I had breakfast this morning with an old acquaintance who's a retired senior banker with a foreign bank in Singapore. Before retirement, he was living in a bungalow in the Bukit Timah area, and he shared with he that he recently sold his bungalow and moved into a HDB flat. This for someone who was a senior banker who used to live in one of the most prime districts in Singapore…what about the other normal folks who never before owned a shack in District 10 or 11?
What happened to the leisurely retirement that so many like him were planning for? He tells me he hardly goes out anymore as his son is using the only car available at home and he spends most of this time at home, as it's not convenient for him to take the bus and public transportation.
Moving to Thailand at that time when I was broke and a failure was a decision born out of desperation…desperation that I couldn't accept my fall from the high life of an expat.

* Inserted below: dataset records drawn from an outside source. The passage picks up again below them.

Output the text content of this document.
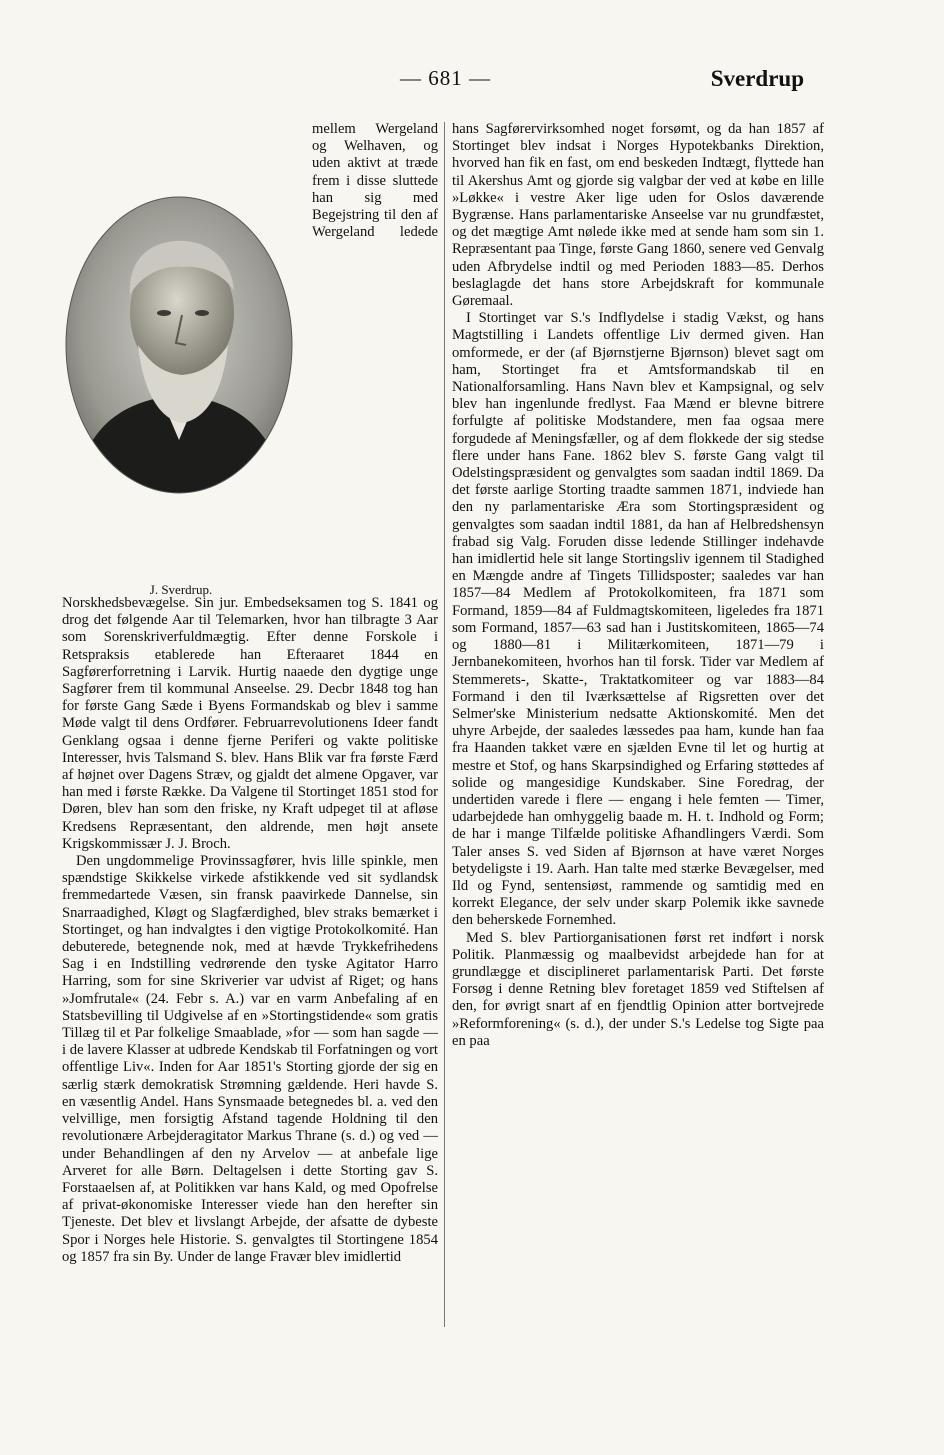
— 681 —	Sverdrup

J. Sverdrup.
mellem Wergeland og Welhaven, og uden aktivt at træde frem i disse sluttede han sig med Begejstring til den af Wergeland ledede Norskhedsbevægelse. Sin jur. Embedseksamen tog S. 1841 og drog det følgende Aar til Telemarken, hvor han tilbragte 3 Aar som Sorenskriverfuldmægtig. Efter denne Forskole i Retspraksis etablerede han Efteraaret 1844 en Sagførerforretning i Larvik. Hurtig naaede den dygtige unge Sagfører frem til kommunal Anseelse. 29. Decbr 1848 tog han for første Gang Sæde i Byens Formandskab og blev i samme Møde valgt til dens Ordfører. Februarrevolutionens Ideer fandt Genklang ogsaa i denne fjerne Periferi og vakte politiske Interesser, hvis Talsmand S. blev. Hans Blik var fra første Færd af højnet over Dagens Stræv, og gjaldt det almene Opgaver, var han med i første Række. Da Valgene til Stortinget 1851 stod for Døren, blev han som den friske, ny Kraft udpeget til at afløse Kredsens Repræsentant, den aldrende, men højt ansete Krigskommissær J. J. Broch.

Den ungdommelige Provinssagfører, hvis lille spinkle, men spændstige Skikkelse virkede afstikkende ved sit sydlandsk fremmedartede Væsen, sin fransk paavirkede Dannelse, sin Snarraadighed, Kløgt og Slagfærdighed, blev straks bemærket i Stortinget, og han indvalgtes i den vigtige Protokolkomité. Han debuterede, betegnende nok, med at hævde Trykkefrihedens Sag i en Indstilling vedrørende den tyske Agitator Harro Harring, som for sine Skriverier var udvist af Riget; og hans »Jomfrutale« (24. Febr s. A.) var en varm Anbefaling af en Statsbevilling til Udgivelse af en »Stortingstidende« som gratis Tillæg til et Par folkelige Smaablade, »for — som han sagde — i de lavere Klasser at udbrede Kendskab til Forfatningen og vort offentlige Liv«. Inden for Aar 1851's Storting gjorde der sig en særlig stærk demokratisk Strømning gældende. Heri havde S. en væsentlig Andel. Hans Synsmaade betegnedes bl. a. ved den velvillige, men forsigtig Afstand tagende Holdning til den revolutionære Arbejderagitator Markus Thrane (s. d.) og ved — under Behandlingen af den ny Arvelov — at anbefale lige Arveret for alle Børn. Deltagelsen i dette Storting gav S. Forstaaelsen af, at Politikken var hans Kald, og med Opofrelse af privat-økonomiske Interesser viede han den herefter sin Tjeneste. Det blev et livslangt Arbejde, der afsatte de dybeste Spor i Norges hele Historie. S. genvalgtes til Stortingene 1854 og 1857 fra sin By. Under de lange Fravær blev imidlertid

hans Sagførervirksomhed noget forsømt, og da han 1857 af Stortinget blev indsat i Norges Hypotekbanks Direktion, hvorved han fik en fast, om end beskeden Indtægt, flyttede han til Akershus Amt og gjorde sig valgbar der ved at købe en lille »Løkke« i vestre Aker lige uden for Oslos daværende Bygrænse. Hans parlamentariske Anseelse var nu grundfæstet, og det mægtige Amt nølede ikke med at sende ham som sin 1. Repræsentant paa Tinge, første Gang 1860, senere ved Genvalg uden Afbrydelse indtil og med Perioden 1883—85. Derhos beslaglagde det hans store Arbejdskraft for kommunale Gøremaal.

I Stortinget var S.'s Indflydelse i stadig Vækst, og hans Magtstilling i Landets offentlige Liv dermed given. Han omformede, er der (af Bjørnstjerne Bjørnson) blevet sagt om ham, Stortinget fra et Amtsformandskab til en Nationalforsamling. Hans Navn blev et Kampsignal, og selv blev han ingenlunde fredlyst. Faa Mænd er blevne bitrere forfulgte af politiske Modstandere, men faa ogsaa mere forgudede af Meningsfæller, og af dem flokkede der sig stedse flere under hans Fane. 1862 blev S. første Gang valgt til Odelstingspræsident og genvalgtes som saadan indtil 1869. Da det første aarlige Storting traadte sammen 1871, indviede han den ny parlamentariske Æra som Stortingspræsident og genvalgtes som saadan indtil 1881, da han af Helbredshensyn frabad sig Valg. Foruden disse ledende Stillinger indehavde han imidlertid hele sit lange Stortingsliv igennem til Stadighed en Mængde andre af Tingets Tillidsposter; saaledes var han 1857—84 Medlem af Protokolkomiteen, fra 1871 som Formand, 1859—84 af Fuldmagtskomiteen, ligeledes fra 1871 som Formand, 1857—63 sad han i Justitskomiteen, 1865—74 og 1880—81 i Militærkomiteen, 1871—79 i Jernbanekomiteen, hvorhos han til forsk. Tider var Medlem af Stemmerets-, Skatte-, Traktatkomiteer og var 1883—84 Formand i den til Iværksættelse af Rigsretten over det Selmer'ske Ministerium nedsatte Aktionskomité. Men det uhyre Arbejde, der saaledes læssedes paa ham, kunde han faa fra Haanden takket være en sjælden Evne til let og hurtig at mestre et Stof, og hans Skarpsindighed og Erfaring støttedes af solide og mangesidige Kundskaber. Sine Foredrag, der undertiden varede i flere — engang i hele femten — Timer, udarbejdede han omhyggelig baade m. H. t. Indhold og Form; de har i mange Tilfælde politiske Afhandlingers Værdi. Som Taler anses S. ved Siden af Bjørnson at have været Norges betydeligste i 19. Aarh. Han talte med stærke Bevægelser, med Ild og Fynd, sentensiøst, rammende og samtidig med en korrekt Elegance, der selv under skarp Polemik ikke savnede den beherskede Fornemhed.

Med S. blev Partiorganisationen først ret indført i norsk Politik. Planmæssig og maalbevidst arbejdede han for at grundlægge et disciplineret parlamentarisk Parti. Det første Forsøg i denne Retning blev foretaget 1859 ved Stiftelsen af den, for øvrigt snart af en fjendtlig Opinion atter bortvejrede »Reformforening« (s. d.), der under S.'s Ledelse tog Sigte paa en paa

But at the same time, it was also a decision based on the belief that I had nothing else to lose, having already lost everything. But I really wanted to take a bet on the possibility of a better (and happier) life than the certainty of a mundane and sad existence in the rat race in Singapore.
Looking back, losing everything and my subsequent decision to turn down the job, and return to Thailand to try again were the best things that happened to my life so far. My 4 close friends who stuck me with me will tell you those early days when I returned to Thailand were very dark days…with very little money and the daily crisis of engaging in the business of survival, those nights were filled with darkness, fear and occasionally shedding silent tears because I couldn't see a future for myself…let alone a bright future.
Many people I've met in Singapore tell me they wished they could do the same and be happy somewhere else, but the sad part is when I ask them why they don't simply pack up their bags and leave, there's always one reason or other why they cannot do so, even those single without families, children or debt.
Several of our forum members have written to me expressing their frustrations living in Singapore and their desire to retire or live in Thailand, where life is more balanced and cost of living is a lot lower. But the sad reality is no matter what I say and how convincing I am, at the end of the day, the decision is theirs to make…
It reminds me of something a wise man once said…"if you do what everyone does, you will get what everyone gets."
I realize that many people are stuck in the fear of the unknown…of doing something different from what they were brought up to know. They want the assurance that all will be fine and well if they pack their bags and leave. They want guaranteed jobs that will allow them a comfortable standard of living or otherwise. They will not make that move in pursuit of their personal happiness (in tribute to that wonderful movie!).
But the sad reality is in life there are no guarantees. We can only try our best and then leave the rest to God (whichever God you believe in). I can offer a word of advice. God gets prayers for help and assistance from millions of people everyday. Who should HE help first? I believe that God helps those who helps themselves. Only when he has seen you use up all your oxygen tanks and get down to your very last gasp of air will he throw you a lifeline that will take you very far.
I want more people to believe in themselves. I believe that all human beings have the tenacity and willpower to survive when they reach the lowest moments of their lives. The important thing is to never lose faith and always believe in ourselves. If we don't believe in ourselves, why should anyone believe in us?
Singapore today is built on the backbones of thousands of immigrants, our ancestors who left the their respective homelands in search of a better life. Yes, we may not be facing war and famine, but our hopes and dreams are the same. The saddest thing in life is not failing itself, but the failure to try. We have but only one life to live, and if we don't try it in this lifetime, then when? If you're 60 and retired, the saddest question you can ask yourself then is "why didn't I try". By that time, it's already too late.